Page:Revue des Deux Mondes - 1898 - tome 148.djvu/139

Le texte de cette page a été corrigé et est conforme au fac-similé.

menait en Belgique une campagne de propagande très active en faveur du Congo. Au retour de ses voyages, le capitaine Thys se faisait entendre à Bruxelles, à Liège et à Anvers. Dans ce grand port venaient justement d’avoir lieu les premières ventes d’ivoire et de caoutchouc. L’Etat Indépendant devenait de plus en plus populaire et, comme, d’autre part, la majeure partie de ses officiers et de ses fonctionnaires étaient Belges, il se créait un lien plus- étroit entre lui et la Belgique. Mais l’argent faisait toujours défaut ; l’emprunt à lots n’avait pas donné tout ce qu’on espérait et il fallait trouver de nouvelles ressources en vue d’un travail gigantesque : l’ouverture d’une voie ferrée reliant le Stanley-Pool au bas fleuve, Leopoldville à Matadi. Le roi s’adressa aux Chambres belges, qui autorisèrent (juillet 1889) le gouvernement à souscrire pour 10 millions d’actions à la constitution de la compagnie du chemin de fer du Congo.

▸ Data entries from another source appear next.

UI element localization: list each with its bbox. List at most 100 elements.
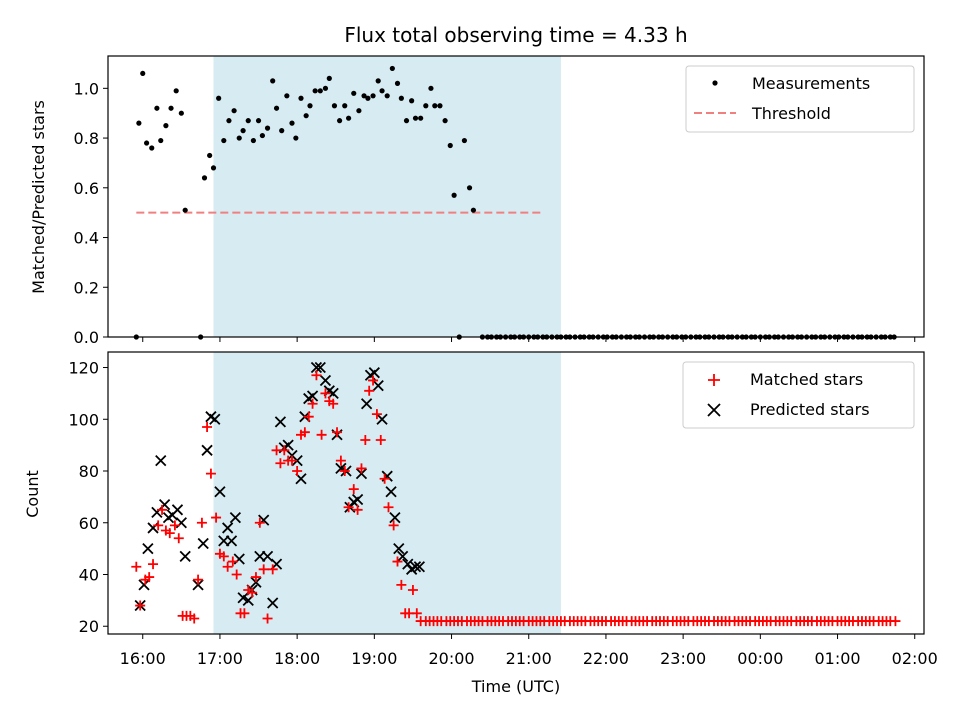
measurement-point <box>259 132 265 139</box>
matched-star-point <box>169 520 180 531</box>
measurement-point <box>346 115 352 121</box>
bottom-x-tick-label: 01:00 <box>814 649 860 668</box>
matched-star-point <box>157 504 168 515</box>
measurement-point <box>270 78 276 84</box>
top-axes-frame <box>107 55 925 338</box>
bottom-x-tick-label: 16:00 <box>120 649 166 668</box>
measurement-point <box>168 105 174 111</box>
matched-star-point <box>307 398 318 409</box>
predicted-star-point <box>368 367 380 379</box>
bottom-y-tick-label: 40 <box>79 565 99 584</box>
matched-star-point <box>131 561 142 572</box>
measurement-point <box>432 103 438 109</box>
measurement-point <box>149 145 155 151</box>
measurement-point <box>158 137 164 144</box>
measurement-point <box>136 120 142 126</box>
predicted-star-point <box>376 413 388 425</box>
predicted-star-point <box>360 398 373 410</box>
bottom-x-tick-label: 22:00 <box>583 649 629 668</box>
measurement-point <box>307 103 313 109</box>
matched-star-point <box>343 502 354 513</box>
predicted-star-point <box>192 579 204 591</box>
predicted-star-point <box>142 542 154 555</box>
bottom-axes-frame <box>107 351 925 635</box>
top-y-tick-label: 0.0 <box>74 328 99 347</box>
measurement-point <box>182 207 188 213</box>
matched-star-point <box>239 608 250 619</box>
threshold-legend-label: Threshold <box>751 104 831 123</box>
x-axis-label: Time (UTC) <box>471 677 560 696</box>
measurement-point <box>226 118 232 124</box>
measurement-point <box>389 65 395 72</box>
bottom-x-tick-label: 20:00 <box>428 649 474 668</box>
measurement-point <box>398 95 404 101</box>
matched-star-point <box>339 466 350 477</box>
matched-star-point <box>218 551 229 562</box>
predicted-star-point <box>409 561 422 573</box>
matched-star-point <box>173 533 184 544</box>
matched-star-point <box>364 385 375 396</box>
matched-star-point <box>890 616 901 627</box>
measurement-point <box>312 88 318 94</box>
predicted-star-point <box>138 579 150 591</box>
matched-star-point <box>144 572 155 583</box>
matched-star-point <box>153 520 164 531</box>
bottom-x-tick-label: 18:00 <box>274 649 320 668</box>
measurement-point <box>409 98 415 104</box>
matched-star-point <box>262 613 273 624</box>
top-y-tick-label: 0.8 <box>74 129 99 148</box>
matched-star-point <box>375 434 386 445</box>
matched-star-point <box>279 445 290 456</box>
measurement-point <box>264 125 271 131</box>
predicted-star-point <box>222 522 234 534</box>
matched-star-point <box>286 455 297 466</box>
measurement-point <box>173 88 179 94</box>
matched-legend-label: Matched stars <box>750 370 863 389</box>
measurement-point <box>361 93 367 99</box>
measurement-point <box>231 108 237 114</box>
top-y-axis-label: Matched/Predicted stars <box>29 100 48 294</box>
predicted-star-point <box>413 561 426 573</box>
measurement-point <box>210 165 217 171</box>
matched-star-point <box>371 409 382 420</box>
measurement-point <box>437 103 443 109</box>
predicted-star-point <box>397 550 409 563</box>
measurement-point <box>250 137 256 144</box>
measurement-point <box>461 137 468 144</box>
measurement-point <box>279 128 285 134</box>
matched-star-point <box>211 512 222 523</box>
predicted-star-point <box>209 413 221 425</box>
bottom-y-tick-label: 20 <box>79 617 99 636</box>
bottom-x-tick-label: 21:00 <box>506 649 552 668</box>
top-legend: Measurements Threshold <box>685 65 915 133</box>
matched-star-point <box>368 375 379 386</box>
measurement-point <box>351 90 357 96</box>
matched-star-point <box>328 398 339 409</box>
matched-star-point <box>320 388 331 399</box>
measurement-point <box>245 118 251 124</box>
predicted-star-point <box>179 550 191 563</box>
measurement-point <box>240 128 246 134</box>
matched-star-point <box>360 434 371 445</box>
predicted-star-point <box>225 535 238 547</box>
predicted-star-point <box>155 455 167 467</box>
measurement-point <box>273 105 280 111</box>
predicted-star-point <box>385 486 397 498</box>
matched-legend-marker <box>708 374 720 386</box>
predicted-star-point <box>197 537 209 550</box>
measurement-point <box>143 140 150 146</box>
measurement-point <box>428 85 434 91</box>
matched-star-point <box>196 517 207 528</box>
measurement-point <box>201 175 208 181</box>
bottom-y-tick-label: 120 <box>68 359 99 378</box>
measurement-point <box>423 103 429 109</box>
bottom-x-tick-label: 19:00 <box>351 649 397 668</box>
predicted-star-point <box>171 504 184 516</box>
measurement-point <box>442 118 448 124</box>
matched-star-point <box>335 455 346 466</box>
matched-star-point <box>396 579 407 590</box>
predicted-star-point <box>355 467 368 480</box>
predicted-star-point <box>229 511 242 524</box>
measurement-point <box>140 70 146 77</box>
measurement-point <box>216 95 222 101</box>
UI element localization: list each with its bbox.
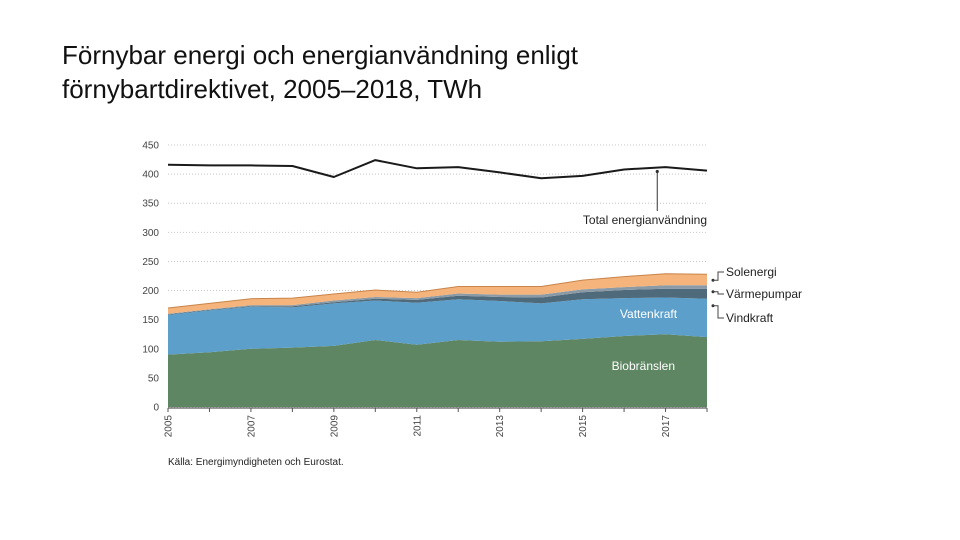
series-label-vattenkraft: Vattenkraft xyxy=(620,307,678,321)
area-biobränslen xyxy=(168,334,707,407)
y-tick-label-50: 50 xyxy=(148,373,160,384)
stack-top-outline xyxy=(167,273,708,309)
slide-title: Förnybar energi och energianvändning enl… xyxy=(62,38,862,106)
x-tick-label-2011: 2011 xyxy=(412,415,423,437)
x-tick-label-2007: 2007 xyxy=(246,415,257,438)
annotation-label: Total energianvändning xyxy=(583,213,707,227)
line-total-energianvandning xyxy=(167,159,708,180)
area-värmepumpar xyxy=(168,285,707,315)
legend-leader-vindkraft xyxy=(713,305,724,319)
source-note: Källa: Energimyndigheten och Eurostat. xyxy=(168,457,344,468)
area-vindkraft xyxy=(168,288,707,315)
x-tick-label-2015: 2015 xyxy=(578,415,589,438)
x-tick-label-2009: 2009 xyxy=(329,415,340,438)
legend-label-solenergi: Solenergi xyxy=(726,265,777,279)
y-tick-label-450: 450 xyxy=(142,141,159,152)
x-tick-label-2017: 2017 xyxy=(661,415,672,438)
x-tick-label-2013: 2013 xyxy=(495,415,506,438)
y-tick-label-250: 250 xyxy=(142,257,159,268)
legend-label-vindkraft: Vindkraft xyxy=(726,311,774,325)
y-tick-label-150: 150 xyxy=(142,315,159,326)
y-tick-label-200: 200 xyxy=(142,286,159,297)
series-label-biobränslen: Biobränslen xyxy=(612,359,675,373)
area-vattenkraft xyxy=(168,297,707,355)
y-tick-label-100: 100 xyxy=(142,344,159,355)
area-solenergi xyxy=(168,273,707,314)
y-tick-label-350: 350 xyxy=(142,199,159,210)
legend-label-värmepumpar: Värmepumpar xyxy=(726,287,802,301)
slide-title-line-1: Förnybar energi och energianvändning enl… xyxy=(62,40,579,70)
legend-leader-solenergi xyxy=(713,271,724,281)
legend-leader-värmepumpar xyxy=(713,291,724,295)
x-tick-label-2005: 2005 xyxy=(164,415,175,438)
y-tick-label-300: 300 xyxy=(142,228,159,239)
slide-title-line-2: förnybartdirektivet, 2005–2018, TWh xyxy=(62,74,483,104)
y-tick-label-0: 0 xyxy=(153,403,159,414)
annotation-dot xyxy=(655,169,659,174)
y-tick-label-400: 400 xyxy=(142,170,159,181)
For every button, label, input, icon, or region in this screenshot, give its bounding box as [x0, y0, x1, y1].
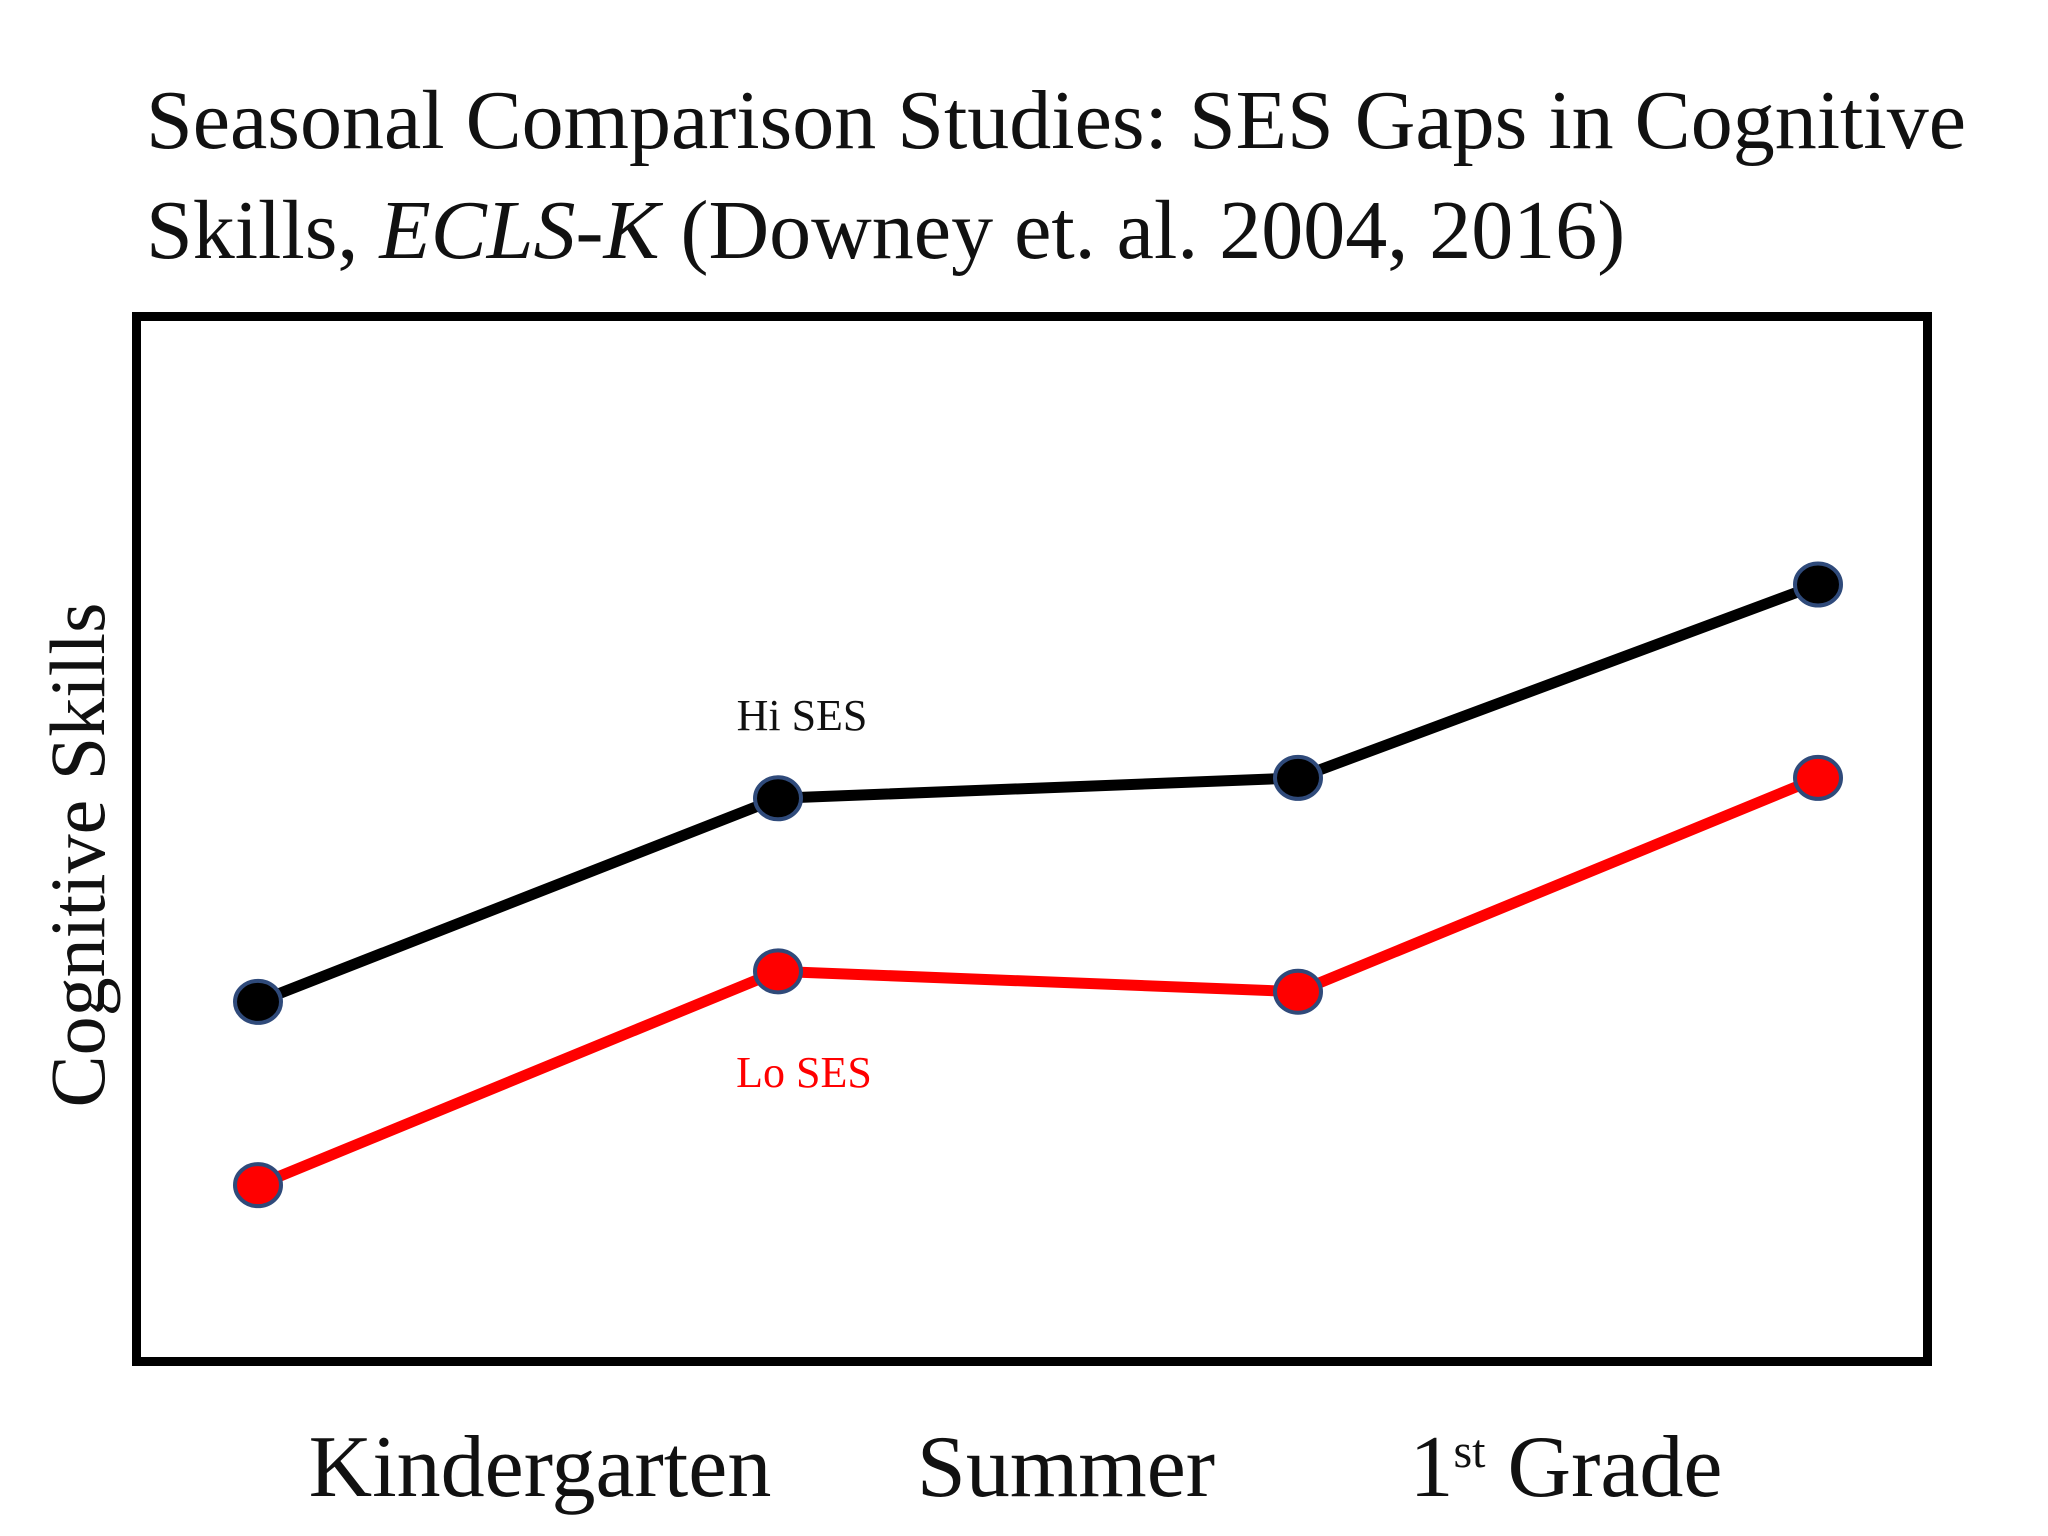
data-point-lo-ses-2 — [1273, 968, 1323, 1015]
data-point-hi-ses-0 — [233, 978, 283, 1025]
data-point-hi-ses-2 — [1273, 754, 1323, 801]
series-label-lo-ses: Lo SES — [736, 1048, 872, 1098]
data-point-lo-ses-1 — [753, 948, 803, 995]
data-point-hi-ses-3 — [1793, 561, 1843, 608]
chart-title: Seasonal Comparison Studies: SES Gaps in… — [146, 66, 2036, 286]
x-tick-summer: Summer — [916, 1419, 1216, 1516]
data-point-lo-ses-0 — [233, 1162, 283, 1209]
series-line-lo-ses — [255, 772, 1821, 1191]
chart-title-dataset: ECLS-K — [379, 184, 660, 277]
chart-title-citation: (Downey et. al. 2004, 2016) — [659, 184, 1626, 277]
data-point-lo-ses-3 — [1793, 754, 1843, 801]
chart-title-line-2: Skills, ECLS-K (Downey et. al. 2004, 201… — [146, 176, 2036, 286]
series-label-hi-ses: Hi SES — [736, 691, 868, 741]
x-tick-kindergarten: Kindergarten — [308, 1419, 772, 1516]
x-tick-1st-grade: 1st Grade — [1409, 1419, 1723, 1516]
chart-title-line-1: Seasonal Comparison Studies: SES Gaps in… — [146, 74, 1966, 167]
data-point-hi-ses-1 — [753, 775, 803, 822]
series-line-hi-ses — [255, 579, 1820, 1008]
chart-title-prefix: Skills, — [146, 184, 380, 277]
plot-frame — [132, 312, 1932, 1366]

L’année suivante (1890), le roi Léopold II jugea enfin le moment venu de dévoiler ses projets : la Belgique célébrait le 25e anniversaire de son couronnement ; l’entreprise africaine, l’œuvre de sa vie, était assez avancée pour être comprise et appréciée par ses sujets. Le Roi-Souverain chercha une combinaison le délivrant d’une lourde charge et assurant l’avenir de son royaume africain. Le moyen qu’il employa pour transférer l’Etat Indépendant à la Belgique est une des choses les plus curieuses de l’histoire du droit public. Sa Majesté Léopold II, dédoublant sa personnalité, adressa à Sa Majesté Léopold II, roi des Belges, le testament qu’il avait rédigé comme souverain de l’Etat Indépendant et par lequel il léguait et transmettait après sa mort à la Belgique son royaume africain. Ce testament donna lieu à l’ouverture de négociations entre le gouvernement belge et celui de l’Etat Indépendant, négociations qui aboutirent à la convention suivante :


ARTICLE PREMIER. — L’État belge s’engage à avancer, à titre de prêt, à l’État Indépendant du Congo une somme de 25 millions de francs et ce savoir : 5 millions de francs aussitôt après l’approbation de la législature et 2 millions par an pendant dix ans à partir de ce premier versement. Pendant ces dix années, les sommes ainsi prêtées ne seront point productives d’intérêts.

ART. II. — Six mois après l’expiration du terme susdit de dix ans, l’État belge pourra, s’il le juge bon, s’annexer l’État Indépendant du Congo avec les biens, droits et avantages attachés à la souveraineté de cet État… mais aussi à charge de reprendre les obligations dudit État envers les tiers, le Roi Souverain refusant expressément toute indemnité du chef des sacrifices personnels qu’il s’est imposés.